- Carterville, Montana Carterville, Montana
- Coordinates: 46°17′58″N 106°28′03″W﻿ / ﻿46.29944°N 106.46750°W
- Country: United States
- State: Montana
- County: Rosebud
- Elevation: 2,503 ft (763 m)
- Time zone: UTC-7 (Mountain (MST))
- • Summer (DST): UTC-6 (MDT)
- Area code: 406
- GNIS feature ID: 769633

= Carterville, Montana =

Carterville (or Cartersville) is an unincorporated community in Rosebud County, Montana, United States.

==History==
Carterville (variant name Cartersville) was platted with streets and lots early in the 1900s. The village eventually had a general store, grocery store, post office, beer tavern, elementary school serving grades 1–8, and Milwaukee railroad depot.
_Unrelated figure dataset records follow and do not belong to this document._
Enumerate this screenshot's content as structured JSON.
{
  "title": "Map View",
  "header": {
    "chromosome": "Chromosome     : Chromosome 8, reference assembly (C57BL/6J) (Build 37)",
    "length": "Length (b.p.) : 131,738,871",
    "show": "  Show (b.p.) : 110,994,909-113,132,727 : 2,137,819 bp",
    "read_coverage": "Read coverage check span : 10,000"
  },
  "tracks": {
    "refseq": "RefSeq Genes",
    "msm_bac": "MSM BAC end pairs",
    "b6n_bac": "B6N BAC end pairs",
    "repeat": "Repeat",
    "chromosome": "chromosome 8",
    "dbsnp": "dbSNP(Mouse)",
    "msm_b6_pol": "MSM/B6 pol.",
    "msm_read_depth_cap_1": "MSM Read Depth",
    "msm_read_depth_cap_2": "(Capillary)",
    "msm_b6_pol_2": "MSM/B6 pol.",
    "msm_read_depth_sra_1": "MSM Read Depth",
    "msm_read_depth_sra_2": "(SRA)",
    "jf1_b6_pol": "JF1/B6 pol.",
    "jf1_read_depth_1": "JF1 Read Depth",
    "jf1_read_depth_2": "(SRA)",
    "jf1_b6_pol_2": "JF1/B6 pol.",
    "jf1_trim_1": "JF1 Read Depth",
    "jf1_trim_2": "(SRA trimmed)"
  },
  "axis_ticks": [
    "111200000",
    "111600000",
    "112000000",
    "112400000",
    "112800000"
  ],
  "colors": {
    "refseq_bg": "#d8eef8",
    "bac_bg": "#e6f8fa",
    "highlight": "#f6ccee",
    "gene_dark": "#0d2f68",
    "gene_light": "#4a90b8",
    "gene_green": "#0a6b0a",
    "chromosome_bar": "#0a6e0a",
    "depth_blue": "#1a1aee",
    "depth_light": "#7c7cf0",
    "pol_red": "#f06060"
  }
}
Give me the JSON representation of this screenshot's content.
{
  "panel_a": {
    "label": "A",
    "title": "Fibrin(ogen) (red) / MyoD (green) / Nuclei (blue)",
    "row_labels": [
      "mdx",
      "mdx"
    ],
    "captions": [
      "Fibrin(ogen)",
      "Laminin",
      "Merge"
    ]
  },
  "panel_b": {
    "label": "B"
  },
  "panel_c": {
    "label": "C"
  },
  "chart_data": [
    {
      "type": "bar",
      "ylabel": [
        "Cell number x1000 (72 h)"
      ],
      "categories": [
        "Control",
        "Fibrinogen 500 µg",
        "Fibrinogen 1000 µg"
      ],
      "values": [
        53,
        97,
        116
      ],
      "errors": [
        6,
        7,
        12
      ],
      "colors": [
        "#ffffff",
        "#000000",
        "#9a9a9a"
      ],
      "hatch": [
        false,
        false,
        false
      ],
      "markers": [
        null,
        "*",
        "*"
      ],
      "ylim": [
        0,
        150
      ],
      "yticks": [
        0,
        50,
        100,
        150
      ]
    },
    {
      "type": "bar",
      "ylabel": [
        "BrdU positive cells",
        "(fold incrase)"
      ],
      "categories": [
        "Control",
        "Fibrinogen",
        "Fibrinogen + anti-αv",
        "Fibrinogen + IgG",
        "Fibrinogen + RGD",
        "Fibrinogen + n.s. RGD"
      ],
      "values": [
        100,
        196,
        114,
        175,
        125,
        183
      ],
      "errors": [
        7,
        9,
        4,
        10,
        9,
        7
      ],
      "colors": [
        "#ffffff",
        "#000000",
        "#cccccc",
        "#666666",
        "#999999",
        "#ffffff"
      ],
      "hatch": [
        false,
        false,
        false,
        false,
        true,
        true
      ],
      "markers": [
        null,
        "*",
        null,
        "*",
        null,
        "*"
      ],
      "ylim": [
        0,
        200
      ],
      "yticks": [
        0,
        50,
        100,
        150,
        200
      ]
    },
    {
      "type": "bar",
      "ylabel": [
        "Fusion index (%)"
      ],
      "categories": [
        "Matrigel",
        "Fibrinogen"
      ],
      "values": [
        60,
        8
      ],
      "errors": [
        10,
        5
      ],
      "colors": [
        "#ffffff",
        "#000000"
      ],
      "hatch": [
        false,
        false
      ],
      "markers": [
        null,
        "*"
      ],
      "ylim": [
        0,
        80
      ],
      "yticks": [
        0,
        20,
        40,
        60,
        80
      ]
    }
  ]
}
The businesses closed in the 1950s. The post office was established in 1909, and remained in operation until it was discontinued in 1957. The post office building also housed a small grocery store. Carterville Elementary School taught grades 1-8 until the late 1950s, and grades 1-6 later. The elementary school report cards issued to students stated that the school name was Carterville (not Cartersville). Students in higher grades would be bused to Rosebud High School, located south of Yellowstone River in Rosebud, Montana. Farmers and ranchers in the area continue to benefit from the Carterville Irrigation Dam Project, supplying a canal of water originating at a diversion dam in the Yellowstone River in Forsyth, Montana. The canal is 27 miles long, and serves 9,793 acres planted in alfalfa, corn, wheat, and other grains.
Milwaukee Railroad operated a railroad depot in Carterville, and closed before the railroad suspended operation, and right-of-way lands sold back to landowners.

The community was named for Thomas H. Carter, a United States Senator from Montana who owned land there.